In the current study, based on a small-scale quench test facility, the two-phase flow interface behavior during quench transients is visualized and analyzed utilizing an image processing framework. The high-fidelity experimental results obtained for two-phase flow in the current framework can support various studies both in the time domain and in the frequency domain. In particular, visualization of the data obtained from different heating surfaces under different test conditions are used to perform a full-scale transient 2-D vapor film reconstruction. The liquid-vapor interface variations in various heat transfer regimes as well as at the initial film breakup point can be directly obtained through the processed data. Moreover, the temporal variation of the interfacial wave frequency approaching quench is investigated in detail. Based on the high-resolution data obtained for the liquid-vapor interface, the detailed phase velocity and temperature profiles are obtained through theoretic analysis, based on which the film boiling heat transfer coefficient (HTC) can be determined. In addition, an improved film boiling HTC model is developed considering the effects of wall superheat, liquid subcooling temperature, vapor film thickness as well as fluid properties. The model is found to predict film boiling HTC well within 15% error.

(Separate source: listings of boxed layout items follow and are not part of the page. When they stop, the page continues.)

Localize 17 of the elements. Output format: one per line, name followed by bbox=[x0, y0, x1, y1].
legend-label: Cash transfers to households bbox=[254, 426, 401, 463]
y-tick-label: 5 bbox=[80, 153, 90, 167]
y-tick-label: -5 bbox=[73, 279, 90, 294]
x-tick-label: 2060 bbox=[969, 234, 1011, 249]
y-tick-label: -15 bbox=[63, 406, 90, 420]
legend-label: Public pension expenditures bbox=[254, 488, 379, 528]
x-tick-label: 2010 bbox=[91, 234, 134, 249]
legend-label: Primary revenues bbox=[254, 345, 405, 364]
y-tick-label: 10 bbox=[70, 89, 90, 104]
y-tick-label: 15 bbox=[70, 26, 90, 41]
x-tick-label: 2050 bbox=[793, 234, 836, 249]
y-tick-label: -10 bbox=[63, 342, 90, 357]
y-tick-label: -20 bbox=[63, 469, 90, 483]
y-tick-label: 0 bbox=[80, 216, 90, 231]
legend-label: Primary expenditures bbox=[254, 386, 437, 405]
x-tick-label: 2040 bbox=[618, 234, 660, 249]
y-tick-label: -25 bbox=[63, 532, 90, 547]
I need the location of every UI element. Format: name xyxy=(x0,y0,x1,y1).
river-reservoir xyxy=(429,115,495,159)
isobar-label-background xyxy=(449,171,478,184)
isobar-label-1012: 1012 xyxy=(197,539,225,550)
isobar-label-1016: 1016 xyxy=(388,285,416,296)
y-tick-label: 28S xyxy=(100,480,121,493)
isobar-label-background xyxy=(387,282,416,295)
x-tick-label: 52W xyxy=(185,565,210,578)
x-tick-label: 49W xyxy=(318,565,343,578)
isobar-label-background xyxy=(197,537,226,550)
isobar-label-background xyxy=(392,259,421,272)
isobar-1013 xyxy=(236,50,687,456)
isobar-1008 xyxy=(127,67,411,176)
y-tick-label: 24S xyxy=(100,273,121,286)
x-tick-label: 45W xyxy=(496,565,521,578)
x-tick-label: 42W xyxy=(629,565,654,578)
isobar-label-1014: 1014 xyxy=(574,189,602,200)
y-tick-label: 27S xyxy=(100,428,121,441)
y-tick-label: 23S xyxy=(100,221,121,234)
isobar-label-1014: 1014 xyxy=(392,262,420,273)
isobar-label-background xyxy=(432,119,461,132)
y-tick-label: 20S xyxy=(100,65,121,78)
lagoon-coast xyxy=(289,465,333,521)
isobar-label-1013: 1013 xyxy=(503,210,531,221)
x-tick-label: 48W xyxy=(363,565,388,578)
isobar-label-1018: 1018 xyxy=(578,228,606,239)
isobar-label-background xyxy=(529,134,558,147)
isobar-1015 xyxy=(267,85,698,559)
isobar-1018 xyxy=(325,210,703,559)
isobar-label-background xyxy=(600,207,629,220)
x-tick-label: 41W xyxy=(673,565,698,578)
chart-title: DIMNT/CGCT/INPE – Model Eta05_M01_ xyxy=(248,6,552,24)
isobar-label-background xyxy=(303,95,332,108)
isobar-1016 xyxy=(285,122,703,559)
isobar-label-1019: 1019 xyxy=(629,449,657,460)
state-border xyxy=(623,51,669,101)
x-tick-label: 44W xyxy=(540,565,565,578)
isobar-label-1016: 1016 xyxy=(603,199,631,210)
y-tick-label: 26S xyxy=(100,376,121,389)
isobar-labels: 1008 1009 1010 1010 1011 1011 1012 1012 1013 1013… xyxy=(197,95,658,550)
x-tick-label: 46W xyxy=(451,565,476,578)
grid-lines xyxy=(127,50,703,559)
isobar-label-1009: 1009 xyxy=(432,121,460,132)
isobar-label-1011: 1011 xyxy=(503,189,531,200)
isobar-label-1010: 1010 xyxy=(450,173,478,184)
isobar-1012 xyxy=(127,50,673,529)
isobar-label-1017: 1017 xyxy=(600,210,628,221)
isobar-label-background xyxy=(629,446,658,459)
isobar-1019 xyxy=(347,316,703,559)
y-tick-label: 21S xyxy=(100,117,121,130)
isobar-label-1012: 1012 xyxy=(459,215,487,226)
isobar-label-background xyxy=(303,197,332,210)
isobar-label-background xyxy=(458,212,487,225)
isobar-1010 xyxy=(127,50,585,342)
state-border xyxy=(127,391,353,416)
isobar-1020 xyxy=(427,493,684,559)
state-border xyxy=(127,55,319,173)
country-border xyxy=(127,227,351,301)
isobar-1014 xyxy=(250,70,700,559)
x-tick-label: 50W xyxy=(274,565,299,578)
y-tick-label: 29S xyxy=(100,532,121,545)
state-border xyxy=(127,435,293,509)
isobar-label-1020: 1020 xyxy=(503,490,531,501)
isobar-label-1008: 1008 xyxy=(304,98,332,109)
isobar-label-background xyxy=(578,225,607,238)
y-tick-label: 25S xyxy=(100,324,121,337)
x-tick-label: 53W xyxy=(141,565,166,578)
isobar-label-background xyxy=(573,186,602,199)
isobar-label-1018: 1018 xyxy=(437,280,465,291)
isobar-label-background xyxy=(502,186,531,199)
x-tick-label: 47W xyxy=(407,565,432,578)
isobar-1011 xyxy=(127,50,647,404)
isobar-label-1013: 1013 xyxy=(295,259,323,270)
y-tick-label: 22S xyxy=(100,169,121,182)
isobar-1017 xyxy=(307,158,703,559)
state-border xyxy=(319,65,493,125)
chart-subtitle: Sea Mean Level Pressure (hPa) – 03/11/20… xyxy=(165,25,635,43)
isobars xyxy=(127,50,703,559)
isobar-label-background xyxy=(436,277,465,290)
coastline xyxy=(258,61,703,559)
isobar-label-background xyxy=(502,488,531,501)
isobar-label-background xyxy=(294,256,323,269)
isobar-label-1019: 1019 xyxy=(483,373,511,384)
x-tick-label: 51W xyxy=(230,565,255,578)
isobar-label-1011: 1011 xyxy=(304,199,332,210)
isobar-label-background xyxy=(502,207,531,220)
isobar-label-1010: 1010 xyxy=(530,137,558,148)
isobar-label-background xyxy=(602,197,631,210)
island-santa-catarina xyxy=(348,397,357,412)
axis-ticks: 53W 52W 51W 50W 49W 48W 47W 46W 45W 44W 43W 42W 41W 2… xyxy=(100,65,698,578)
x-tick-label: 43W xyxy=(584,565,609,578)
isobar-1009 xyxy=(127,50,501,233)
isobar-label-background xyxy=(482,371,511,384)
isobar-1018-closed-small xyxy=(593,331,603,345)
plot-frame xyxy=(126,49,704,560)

在当前的研究中，基于小型淬火测试设备，使用图像处理框架对淬火瞬变期间的两相流界面行为进行了可视化和分析。在当前框架中获得的两相流的高保真实验结果可以支持时域和频域的各种研究。特别是，在不同测试条件下从不同加热表面获得的数据的可视化用于执行全尺寸瞬态二维蒸汽膜重建。通过处理后的数据可以直接获得各种传热方式以及初始膜破裂点的液-气界面变化。此外，详细研究了接近淬灭的界面波频率的时间变化。根据获得的液-气界面高分辨率数据，通过理论分析获得详细的相速度和温度分布，在此基础上可以确定薄膜沸腾传热系数（HTC）。此外，考虑了壁面过热度、液体过冷温度、蒸汽膜厚度以及流体特性的影响，开发了改进的薄膜沸腾 HTC 模型。发现该模型可以在 15% 的误差内很好地预测薄膜沸腾 HTC。液体过冷温度、蒸气膜厚度以及流体特性。发现该模型可以在 15% 的误差内很好地预测薄膜沸腾 HTC。液体过冷温度、蒸气膜厚度以及流体特性。发现该模型可以在 15% 的误差内很好地预测薄膜沸腾 HTC。